Il proprietario del terreno e del palazzo, Angelo Simone Cordara Pellizzari, che nel 1814 sarebbe diventato sindaco, chiedeva insistentemente lo spostamento di questo cimitero perché ammorbava l’aria nei mesi estivi e impediva l’ampliamento del suo imponente palazzo. Egli, franco e un po’ brutale, si dichiarava perfino disposto a sostenere il costo per l’acquisto della nuova area.
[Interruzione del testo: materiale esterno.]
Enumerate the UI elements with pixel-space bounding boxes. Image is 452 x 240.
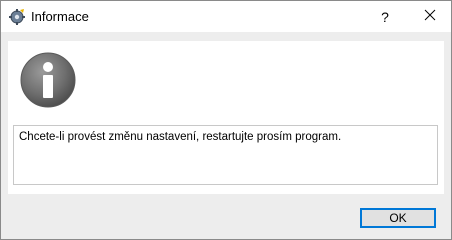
message-box: Chcete-li provést změnu nastavení, resta…	[13, 125, 438, 185]
help-button[interactable]: ?	[367, 1, 403, 32]
close-icon	[424, 8, 436, 26]
content-panel: Chcete-li provést změnu nastavení, resta…	[8, 41, 444, 194]
dialog-window: Informace ? Chcete-li provést změnu nast…	[0, 0, 452, 240]
message-text: Chcete-li provést změnu nastavení, resta…	[19, 131, 342, 143]
title-bar[interactable]: Informace ?	[1, 1, 451, 32]
ok-button[interactable]: OK	[360, 208, 436, 228]
window-title: Informace	[31, 9, 89, 24]
information-icon	[20, 52, 76, 108]
help-label: ?	[381, 8, 389, 25]
app-gear-icon	[9, 8, 26, 25]
close-button[interactable]	[409, 1, 451, 32]
ok-label: OK	[389, 211, 407, 225]
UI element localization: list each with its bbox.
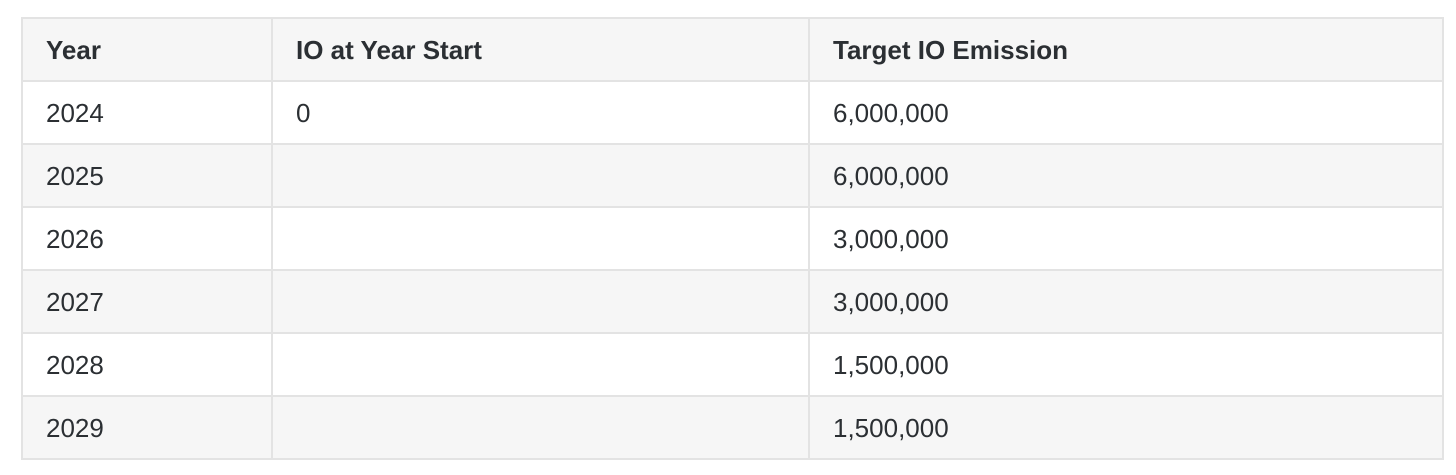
table-row: 2028 1,500,000 — [21, 332, 1444, 397]
cell-io-at-year-start — [271, 395, 810, 460]
cell-target-io-emission: 1,500,000 — [808, 332, 1444, 397]
header-year: Year — [21, 17, 273, 82]
header-target-io-emission: Target IO Emission — [808, 17, 1444, 82]
cell-year: 2028 — [21, 332, 273, 397]
table-row: 2024 0 6,000,000 — [21, 80, 1444, 145]
cell-io-at-year-start — [271, 143, 810, 208]
cell-io-at-year-start — [271, 332, 810, 397]
cell-target-io-emission: 3,000,000 — [808, 206, 1444, 271]
emission-table-container: Year IO at Year Start Target IO Emission… — [21, 17, 1444, 460]
header-io-at-year-start: IO at Year Start — [271, 17, 810, 82]
cell-io-at-year-start — [271, 269, 810, 334]
table-row: 2025 6,000,000 — [21, 143, 1444, 208]
cell-year: 2027 — [21, 269, 273, 334]
emission-table: Year IO at Year Start Target IO Emission… — [21, 17, 1444, 460]
table-row: 2026 3,000,000 — [21, 206, 1444, 271]
cell-year: 2024 — [21, 80, 273, 145]
cell-year: 2025 — [21, 143, 273, 208]
cell-target-io-emission: 3,000,000 — [808, 269, 1444, 334]
cell-target-io-emission: 6,000,000 — [808, 80, 1444, 145]
table-row: 2029 1,500,000 — [21, 395, 1444, 460]
cell-io-at-year-start — [271, 206, 810, 271]
cell-year: 2026 — [21, 206, 273, 271]
cell-target-io-emission: 1,500,000 — [808, 395, 1444, 460]
table-row: 2027 3,000,000 — [21, 269, 1444, 334]
cell-io-at-year-start: 0 — [271, 80, 810, 145]
cell-year: 2029 — [21, 395, 273, 460]
cell-target-io-emission: 6,000,000 — [808, 143, 1444, 208]
table-header-row: Year IO at Year Start Target IO Emission — [21, 17, 1444, 82]
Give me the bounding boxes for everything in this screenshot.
Come li conosciamo oggi, i cimiteri prendono forma dopo l’emanazione dell’editto napoleonico di Saint Cloud del 12 giugno 1804 – applicato in Italia dal 1806 e ben noto grazie ai Sepolcri di Foscolo – che ordinava tassativamente, per motivi igienici, che i morti fossero seppelliti in un luogo un po’ distante dalla città o dal borgo. Grazie ai governanti francesi, tentati più dall’oblio che dal ricordo e con la pretesa di correggere i sentimenti personali, nasce il camposanto lontano dalle abitazioni della gente, una nuova collocazione che non lo rende più un luogo pernicioso e solo moderatamente rispettoso del sacro culto dei morti.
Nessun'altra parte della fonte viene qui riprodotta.